Unlike TCDD in Seveso, MIC is highly reactive and rapidly hydrolyzed, so the initial effects of MIC were much more devastating than those of TCDD. The rapid degradation of MIC, unlike that of TCDD, however, meant that the long-term environmental impact of the accident was less serious than that at Seveso. The biodegradation of MIC and its anticholinesterase activities in different tissues of various species of fish have been studied and the concentrations of the degradation product of MIC, methylamine, in the water of the lakes from Bhopal over a period of 6 months after 3 weeks of MIC leakage into the environment have been estimated. There are two lakes in Bhopal. One ofthem, the Upper Lake, is the water source for the city and is far away from the accident site, whereas the Lower Lake is very close to the accident site and is completely eutrophic. The concentrations of methylamine in the Lower Lake decreased from the first sampling (23-30 December 1984) to the second sampling (25-26 February 1985), and an increase in concentrations with depth was observed. Methylamine was not detected during the third sampling (1-2 May 1985). Methylamine was detected in the fish samples of both lakes, and the concentrations in Puntius ticto from the Lower Lake were fairly high (9.2 mg kg~ wet weight) at the first sampling, and methylamine was not detected during the third sampling.

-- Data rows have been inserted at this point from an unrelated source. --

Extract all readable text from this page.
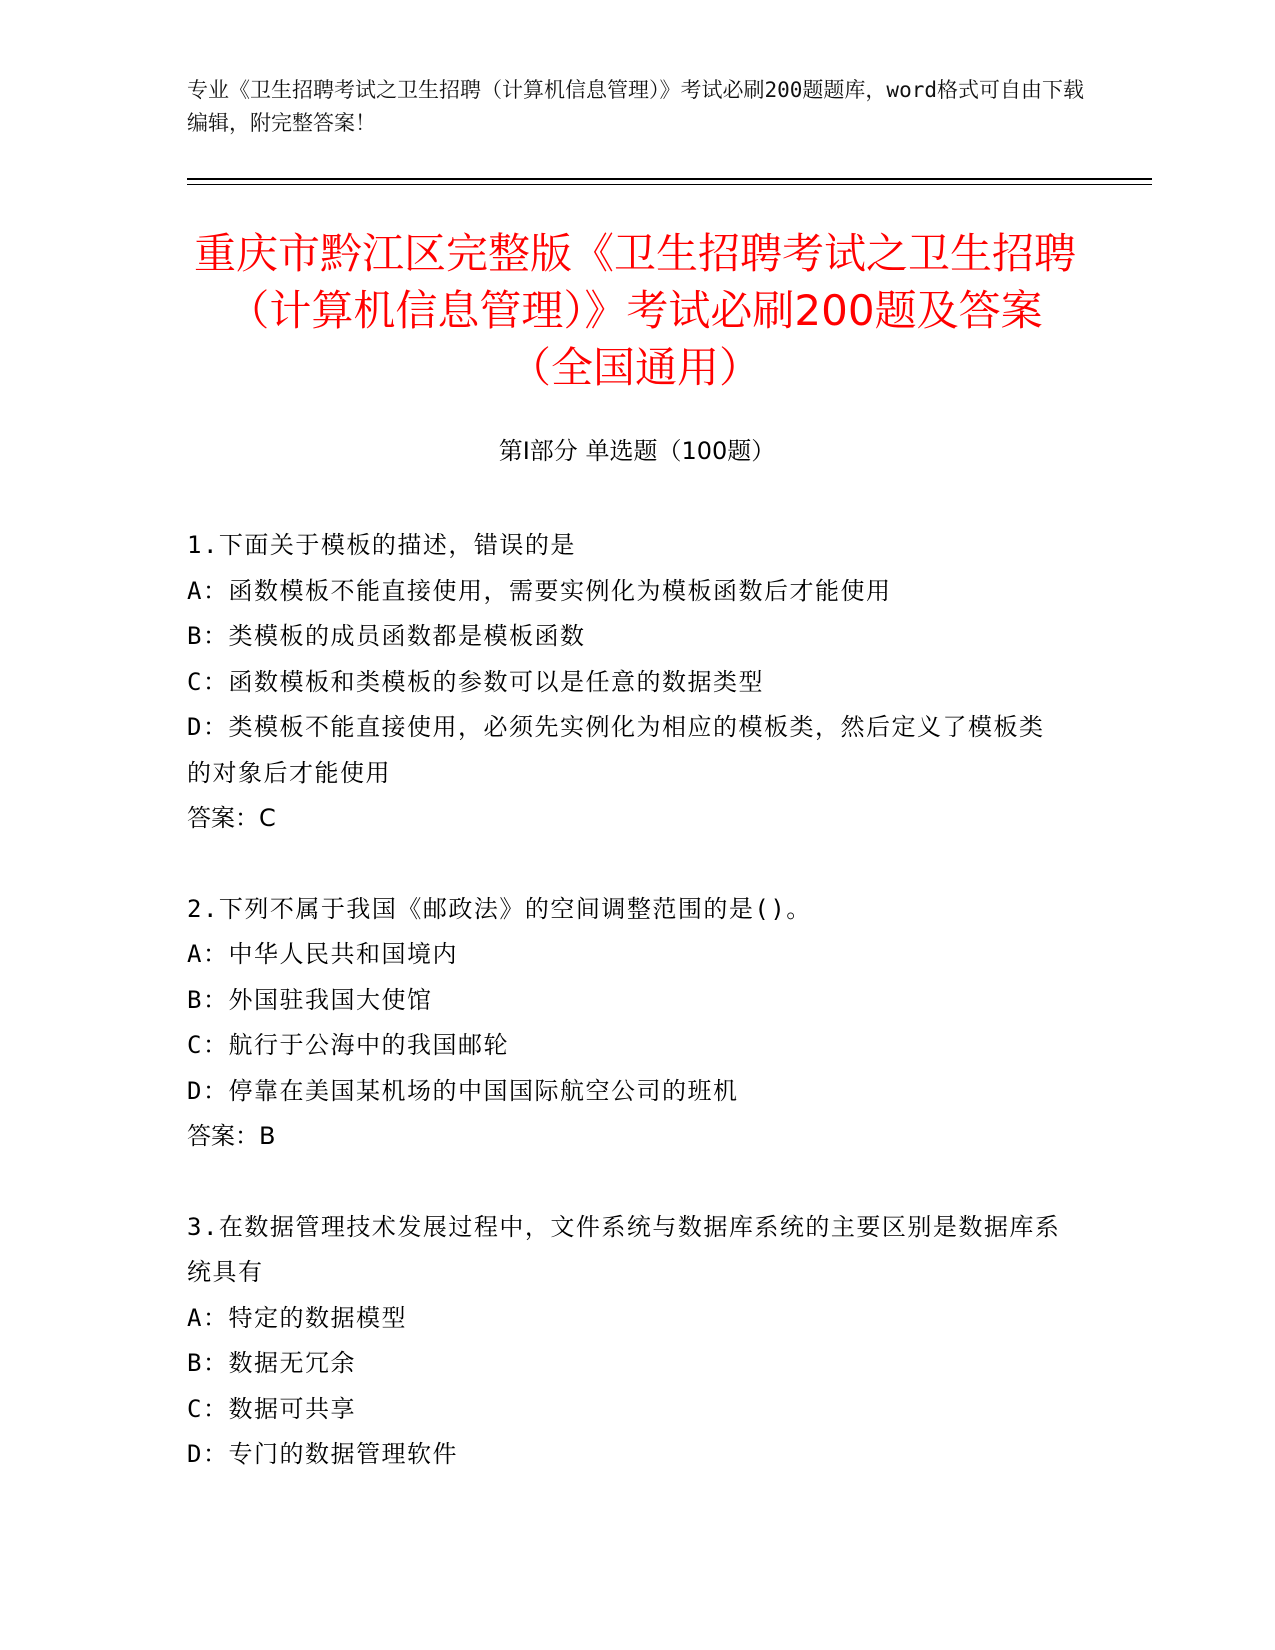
专业《卫生招聘考试之卫生招聘（计算机信息管理）》考试必刷200题题库，word格式可自由下载编辑，附完整答案！
重庆市黔江区完整版《卫生招聘考试之卫生招聘（计算机信息管理）》考试必刷200题及答案（全国通用）
第Ⅰ部分 单选题（100题）

1.下面关于模板的描述，错误的是

A：函数模板不能直接使用，需要实例化为模板函数后才能使用

B：类模板的成员函数都是模板函数

C：函数模板和类模板的参数可以是任意的数据类型

D：类模板不能直接使用，必须先实例化为相应的模板类，然后定义了模板类的对象后才能使用

答案：C

2.下列不属于我国《邮政法》的空间调整范围的是()。

A：中华人民共和国境内

B：外国驻我国大使馆

C：航行于公海中的我国邮轮

D：停靠在美国某机场的中国国际航空公司的班机

答案：B

3.在数据管理技术发展过程中，文件系统与数据库系统的主要区别是数据库系统具有

A：特定的数据模型

B：数据无冗余

C：数据可共享

D：专门的数据管理软件
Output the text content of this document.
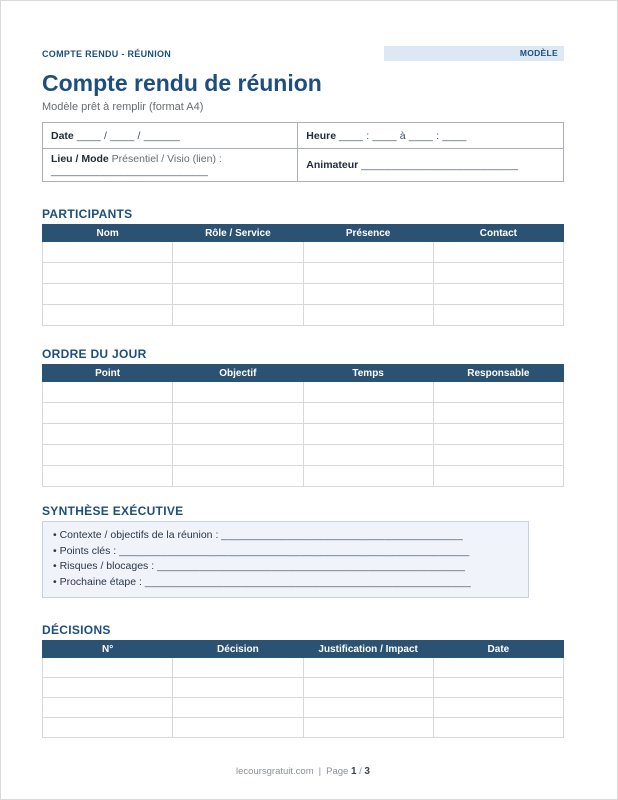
COMPTE RENDU - RÉUNION	MODÈLE
Compte rendu de réunion
Modèle prêt à remplir (format A4)
Date ____ / ____ / ______	Heure ____ : ____ à ____ : ____
Lieu / Mode Présentiel / Visio (lien) :
__________________________	Animateur __________________________
PARTICIPANTS
Nom	Rôle / Service	Présence	Contact

ORDRE DU JOUR
Point	Objectif	Temps	Responsable

SYNTHÈSE EXÉCUTIVE
• Contexte / objectifs de la réunion : ________________________________________
• Points clés : __________________________________________________________
• Risques / blocages : ___________________________________________________
• Prochaine étape : ______________________________________________________
DÉCISIONS
N°	Décision	Justification / Impact	Date

lecoursgratuit.com | Page 1 / 3
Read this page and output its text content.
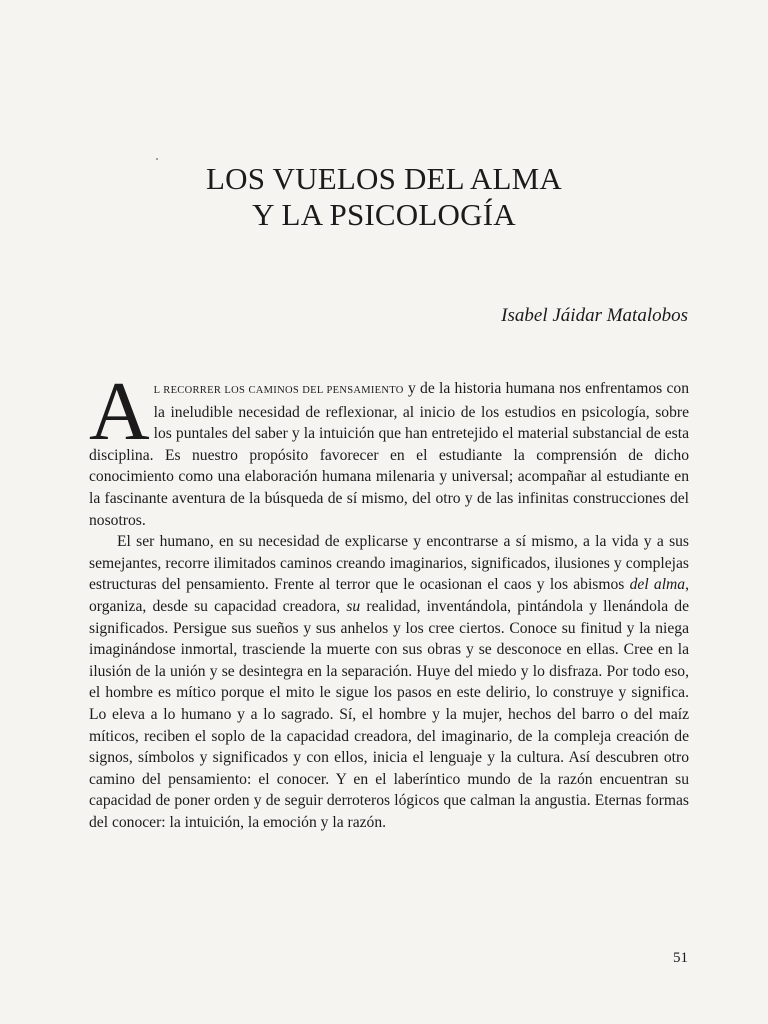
LOS VUELOS DEL ALMA
Y LA PSICOLOGÍA
Isabel Jáidar Matalobos

A L RECORRER LOS CAMINOS DEL PENSAMIENTO y de la historia humana nos enfrentamos con la ineludible necesidad de reflexionar, al inicio de los estudios en psicología, sobre los puntales del saber y la intuición que han entretejido el material substancial de esta disciplina. Es nuestro propósito favorecer en el estudiante la comprensión de dicho conocimiento como una elaboración humana milenaria y universal; acompañar al estudiante en la fascinante aventura de la búsqueda de sí mismo, del otro y de las infinitas construcciones del nosotros.

El ser humano, en su necesidad de explicarse y encontrarse a sí mismo, a la vida y a sus semejantes, recorre ilimitados caminos creando imaginarios, significados, ilusiones y complejas estructuras del pensamiento. Frente al terror que le ocasionan el caos y los abismos del alma, organiza, desde su capacidad creadora, su realidad, inventándola, pintándola y llenándola de significados. Persigue sus sueños y sus anhelos y los cree ciertos. Conoce su finitud y la niega imaginándose inmortal, trasciende la muerte con sus obras y se desconoce en ellas. Cree en la ilusión de la unión y se desintegra en la separación. Huye del miedo y lo disfraza. Por todo eso, el hombre es mítico porque el mito le sigue los pasos en este delirio, lo construye y significa. Lo eleva a lo humano y a lo sagrado. Sí, el hombre y la mujer, hechos del barro o del maíz míticos, reciben el soplo de la capacidad creadora, del imaginario, de la compleja creación de signos, símbolos y significados y con ellos, inicia el lenguaje y la cultura. Así descubren otro camino del pensamiento: el conocer. Y en el laberíntico mundo de la razón encuentran su capacidad de poner orden y de seguir derroteros lógicos que calman la angustia. Eternas formas del conocer: la intuición, la emoción y la razón.

51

No methylamine was detected in other fish species from the Lower Lake. In the first sampling, the acetyl-cholinesterase activities of different tissues of fishes from the Lower Lake were significantly lower than those from the Upper Lake, implying the effects of MIC on their environment, but no clear trend in inhibition was determined.
Various aspects of the Bhopal accident, including its effects on animals and plants, have been reported. The animal death toll caused by MIC in this accident was massive, numbering over 1000 domestic animals, including 240 cows, 280 buffaloes, 18 bullocks, 84 calves, 288 goats, 60 pigs, 12 horses, 99 dogs, 2 cats, and 3 chicken. More than 7000 animals were reported to have some symptoms of varying degrees. Autopsies of the animals showed swollen livers and lymph glands, bloated digestive tracts, enlarged blood vessels or edema, and congestion of the heart and kidney. As for the damage to plants, broadleaf trees such as Azadirachta indica and Ficus religiosa showed total defoliation within 1 km of the accident site. Plants with thicker leaves and shrubs were less affected. Reaction with the leaf surface was the main cause of damage to the trees, whereas stems or other hardy parts of the tree were not affected.